The Keg Royalties Income Fund closes plan of arrangement with an affiliate of Fairfax Financial
Torys acted as counsel to Fairfax Financial with a team that included Janan Paskaran, Jon McDonald and Logan Orr (corporate/M&A), Omar Wakil and Rebecca Wagner (competition), John Tobin and Benjamin Mann (tax).
On August 13, 2025, The Keg Royalties Income Fund (“Keg Royalties”) and 1543965 B.C. Ltd. (the “Purchaser”), an affiliate of Fairfax Financial Holdings Limited (collectively with its affiliates, “Fairfax”) announced the closing of the previously announced plan of arrangement pursuant to a non-binding letter of intent dated on May 5, 2025.
Under the arrangement agreement, dated June 17, 2025, the Purchaser acquired all of the issued and outstanding units of Keg Royalties, other than those already owned by Fairfax (which currently owns approximately 33.92% of the units of Keg Royalties on a fully-diluted basis), for a price of C$18.60 per unit, payable in cash.
The transaction was implemented by way of a statutory plan of arrangement under the Business Corporations Act (British Columbia) was the product of extensive, arm’s length negotiations between the board of trustees of Keg Royalties (the “Trustees”) and representatives of Fairfax.
With the closing of the transaction, the Purchaser is now the sole trustee of Keg Royalties and the units were delisted from the Toronto Stock Exchange as of the close of trading on August 12, 2025.

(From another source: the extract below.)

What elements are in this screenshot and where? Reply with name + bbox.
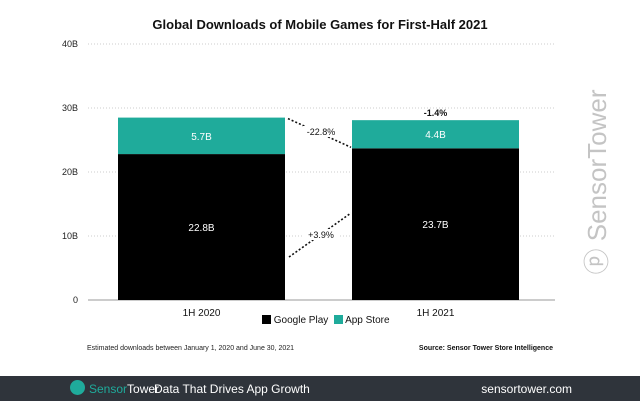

Further information can be found on GlobeNewswire’s website.
Keg Royalties is a limited purpose, open-ended trust established under the laws of the Province of Ontario that, through The Keg Rights Limited Partnership, a subsidiary of Keg Royalties, owns certain trademarks and other related intellectual property used by Keg Restaurants Ltd.
Fairfax Financial is a holding company which, through its subsidiaries, is primarily engaged in property and casualty insurance and reinsurance and the associated investment management.